Sunday, April 3, 2016

CAMBODIAN CASSETTE ARCHIVES
KHMER FOLK and POP vol. 1
Sublime Frequencies (SF011-CD/LP) 2004/2016 


Cambodian Cassette Archives was originally released as a CD in 2004, and is being reissued as a double LP in April, 2016. with new liner notes, vital updated information on artists and tracks, restored and remastered audio, and bonus tracks. Tracks span from the 1960s–1990s, with a focus on music made by the Cambodian diaspora in the 1980s and early 1990s.


Introducing: KIENG YUTHHAN
The Singer Behind Blue Basket 
(aka: Sronos Khanton Khiev)

Photo: Kieng Yuthhan – Battambang 
high school portrait 1974-1975


Between 1999 and 2003, during the time Cambodian Cassette Archives was initially compiled, western knowledge of Cambodian music of the folk-pop variety was still largely insular, with little exposure outside of the culture itself. Oakland, California’s Asian branch of the public library had maintained a collection of tapes that served the local Khmer community during the 1980s and early 1990s until CDs entered circulation. In the latter 90s, I found the cassettes, hundreds of them, in a bottom drawer, in various stages of disarray and decomposition. Many had aged poorly; ravaged by time, wear, demagnetization and oxidization. I took them all home in intervals – you could check out only six at once – and digitized them.
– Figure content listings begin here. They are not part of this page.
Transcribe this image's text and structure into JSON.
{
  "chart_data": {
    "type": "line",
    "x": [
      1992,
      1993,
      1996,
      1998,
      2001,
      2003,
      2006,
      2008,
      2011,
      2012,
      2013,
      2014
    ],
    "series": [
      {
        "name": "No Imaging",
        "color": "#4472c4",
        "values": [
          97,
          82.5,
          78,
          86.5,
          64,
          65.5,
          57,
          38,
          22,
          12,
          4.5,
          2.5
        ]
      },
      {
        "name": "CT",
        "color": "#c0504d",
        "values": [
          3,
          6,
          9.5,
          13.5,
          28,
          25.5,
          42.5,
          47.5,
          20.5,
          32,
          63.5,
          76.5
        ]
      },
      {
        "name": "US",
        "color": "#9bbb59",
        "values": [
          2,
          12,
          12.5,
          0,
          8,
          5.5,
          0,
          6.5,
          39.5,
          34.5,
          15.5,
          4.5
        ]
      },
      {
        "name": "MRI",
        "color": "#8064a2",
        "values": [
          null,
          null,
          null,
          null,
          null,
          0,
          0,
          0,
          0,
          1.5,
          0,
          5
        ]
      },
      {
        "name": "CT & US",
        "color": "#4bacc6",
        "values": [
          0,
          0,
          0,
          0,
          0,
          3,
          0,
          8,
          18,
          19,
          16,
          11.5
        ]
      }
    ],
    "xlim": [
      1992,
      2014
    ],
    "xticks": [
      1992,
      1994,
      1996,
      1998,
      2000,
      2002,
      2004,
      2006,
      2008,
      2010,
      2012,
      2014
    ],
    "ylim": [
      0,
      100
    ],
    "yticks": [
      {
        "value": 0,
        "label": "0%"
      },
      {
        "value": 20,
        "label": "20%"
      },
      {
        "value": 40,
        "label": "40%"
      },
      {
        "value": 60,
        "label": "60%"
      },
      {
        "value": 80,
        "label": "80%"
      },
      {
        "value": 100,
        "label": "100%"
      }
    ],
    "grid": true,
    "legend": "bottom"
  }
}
Some of the tapes had gaping dropouts, or had been recorded over by people playing with their tape recorders. In many instances, the cassettes were loose and without packaging, or in the wrong cases, making identification difficult or impossible. In more severe cases, the tapes were unplayable.

Hopelessly inspired by the findings, I began to seek more. At the time, a few knowledgeable Cambodian friends and music shopkeepers in the area were able to make suggestions and help fill gaps of information and context. Still, some of the more obscure tracks remained difficult to identify. Many of the production companies who produced the cassettes had either closed or couldn’t provide assistance, and as opposed to the present day, the Internet at that time yielded minimal results. Fortunately, in the decade that has passed since the compilation’s 2004 CD release on Sublime Frequencies, some errors have been corrected, and many of the artist names and song titles have been identified in time for the forthcoming 2016 LP reissue.

Culturally, the 1980s remain a unique and often overlooked period in modern Cambodian history. When the Khmer Rouge lost their grip to the invading Vietnamese in 1979, many of those who had endured and survived found their way toward refugee camps established across the border in Thailand – camps already inundated by those who had managed to flee between 1975-1979. Though entertainment was clearly not the top priority during these times, surviving musicians and singers inside the refugee camps were among the first to record what can be called a post-war Khmer music.

Blue Basket aka Sronos Kantong Khiev, track 1 on Cambodian Cassette Archives, proved to be one of the most popular songs on the compilation over the years. At the time it was compiled, the singer could not be identified, and was listed as unknown the liner notes. In late-2013, with assistance from Mr. Long Thach in Australia, I finally discovered that it was sung by Mr. Kieng Yuthhan; a beloved singer from the 1980s, who still sings today. I had the pleasure of meeting and interviewing Kieng in Cambodia that year. 

Kieng was born in 1953 in Svay Jek district, near Battambang, Cambodia, and had been an aspiring singer and guitarist in Cambodia during his teen years in the 1970s. After the Khmer Rouge period, he found his way to Thailand’s SITE 2 refugee camp – just 4km from the Cambodian border. He was among a few singers who began to record cassette-albums from within the camps. If chosen, as his were, these tapes were then sent to Cambodian companies a in the United States, where they were duplicated and distributed. 

Kieng attributes his desire to sing in the camp to the great sorrow he felt for the tragic loss of Khmer culture and its most cherished singers. He and his group fashioned a crude studio out of bamboo, and in their spare time, played their songs into a cassette recorder with borrowed instruments and two microphones loaned by local monks – one for the vocals, and one for the music. 

Blue Basket was recorded this way in November of 1986. The song itself is a rendition of a traditional folk tune in the Rom Saravan style, sung by many over the years. Kieng Yuthhan’s wistful voice and his group’s specific sound lend an essential soulful urgency to his version. He returned home to Cambodia in 1990 and continues to sing to this day.  

– Mark Gergis, April, 2016


Photo: Kieng Yuthhan in 1972, singing with his group Yuveadontrey (Youth Band) in Thmar Puok district, Cambodia. Kieng is the only member of the group who survived the Pol Pot regime during 1975-1979.